Les auteurs de la tribune réclament donc la création d’un « plan national » s’appuyant sur les standards élaborés par le Cerema afin d’assurer l’homogénéité d’un futur réseau des gares routières : emplacement en centre-ville, multimodalité, haut niveau de service et de sécurité, hygiène, etc.
Ils réclament également une « gouvernance repensée », c’est-à-dire qui ne repose pas sur la seule décision des collectivités locales. « Jamais un aéroport ou une gare ferroviaire ne pourrait être supprimé sur simple décision d’un exécutif local », remarquent les signataires, qui souhaitent que cette nouvelle gouvernance « impose la consultation de toutes les parties prenantes avant toute suppression ou déplacement ».

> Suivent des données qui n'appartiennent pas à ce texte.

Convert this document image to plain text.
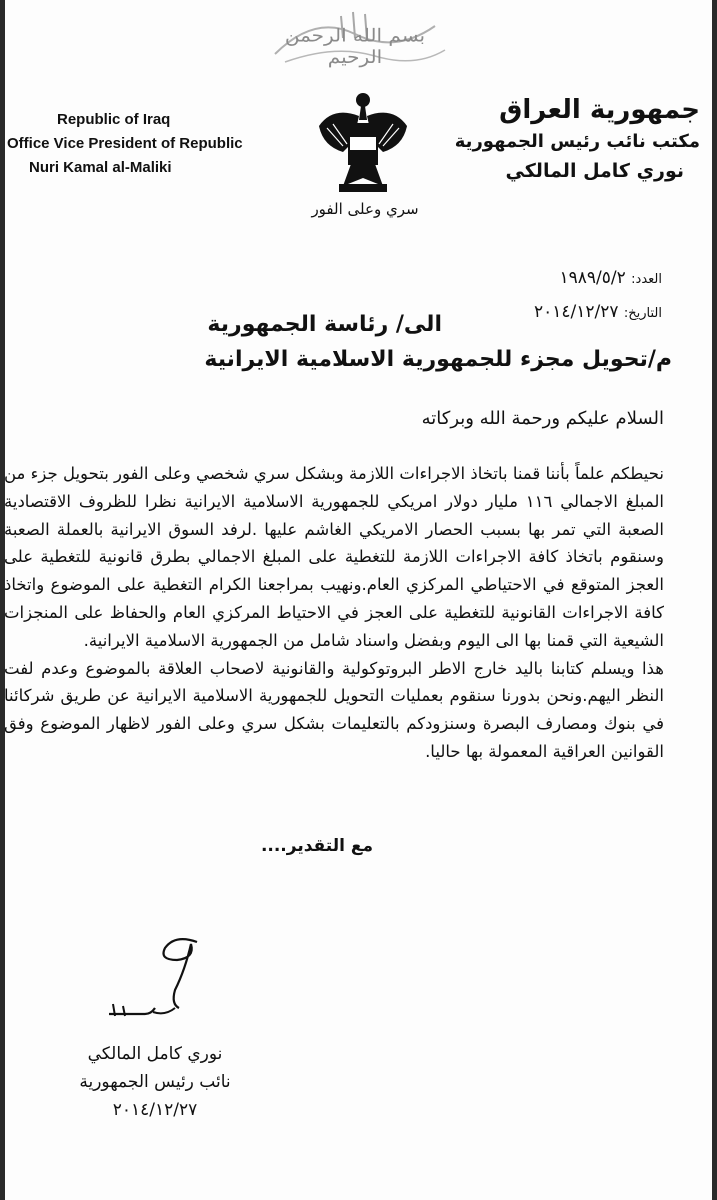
بسم الله الرحمن الرحيم
Republic of Iraq
Office Vice President of Republic
Nuri Kamal al-Maliki
جمهورية العراق
مكتب نائب رئيس الجمهورية
نوري كامل المالكي
سري وعلى الفور
العدد: ١٩٨٩/٥/٢
التاريخ: ٢٠١٤/١٢/٢٧
الى/ رئاسة الجمهورية
م/تحويل مجزء للجمهورية الاسلامية الايرانية
السلام عليكم ورحمة الله وبركاته

نحيطكم علماً بأننا قمنا باتخاذ الاجراءات اللازمة وبشكل سري شخصي وعلى الفور بتحويل جزء من المبلغ الاجمالي ١١٦ مليار دولار امريكي للجمهورية الاسلامية الايرانية نظرا للظروف الاقتصادية الصعبة التي تمر بها بسبب الحصار الامريكي الغاشم عليها .لرفد السوق الايرانية بالعملة الصعبة وسنقوم باتخاذ كافة الاجراءات اللازمة للتغطية على المبلغ الاجمالي بطرق قانونية للتغطية على العجز المتوقع في الاحتياطي المركزي العام.ونهيب بمراجعنا الكرام التغطية على الموضوع واتخاذ كافة الاجراءات القانونية للتغطية على العجز في الاحتياط المركزي العام والحفاظ على المنجزات الشيعية التي قمنا بها الى اليوم وبفضل واسناد شامل من الجمهورية الاسلامية الايرانية.

هذا ويسلم كتابنا باليد خارج الاطر البروتوكولية والقانونية لاصحاب العلاقة بالموضوع وعدم لفت النظر اليهم.ونحن بدورنا سنقوم بعمليات التحويل للجمهورية الاسلامية الايرانية عن طريق شركائنا في بنوك ومصارف البصرة وسنزودكم بالتعليمات بشكل سري وعلى الفور لاظهار الموضوع وفق القوانين العراقية المعمولة بها حاليا.

مع التقدير....
نوري كامل المالكي
نائب رئيس الجمهورية
٢٠١٤/١٢/٢٧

Les signataires proposent de se saisir de l’opportunité que va représenter la création des Serm (services express régionaux métropolitains) ou RER métropolitains, pour créer « de véritables pôles d’échanges multimodaux ». Ils rappellent également que des financements européens sont mobilisables – notamment l’enveloppe de 7 milliards d’euros de l’UE pour les infrastructures de transport « et notamment les pôles d’échanges multimodaux ». « Ces pôles devront être des lieux d’avitaillement (biocarburants et recharge électrique) tout autant que des lieux de vie urbains, notamment à Paris, qui ne peut pas être la seule grande capitale européenne dépourvue d’une gare routière digne de ce nom », concluent les signataires.
Deux parlementaires (le sénateur Jean-François Longeot et le député Jean-Marc Zulesi) figurent parmi les signataires. Peut-être que cela présage, dans les temps à venir, une proposition de loi sur ce sujet épineux.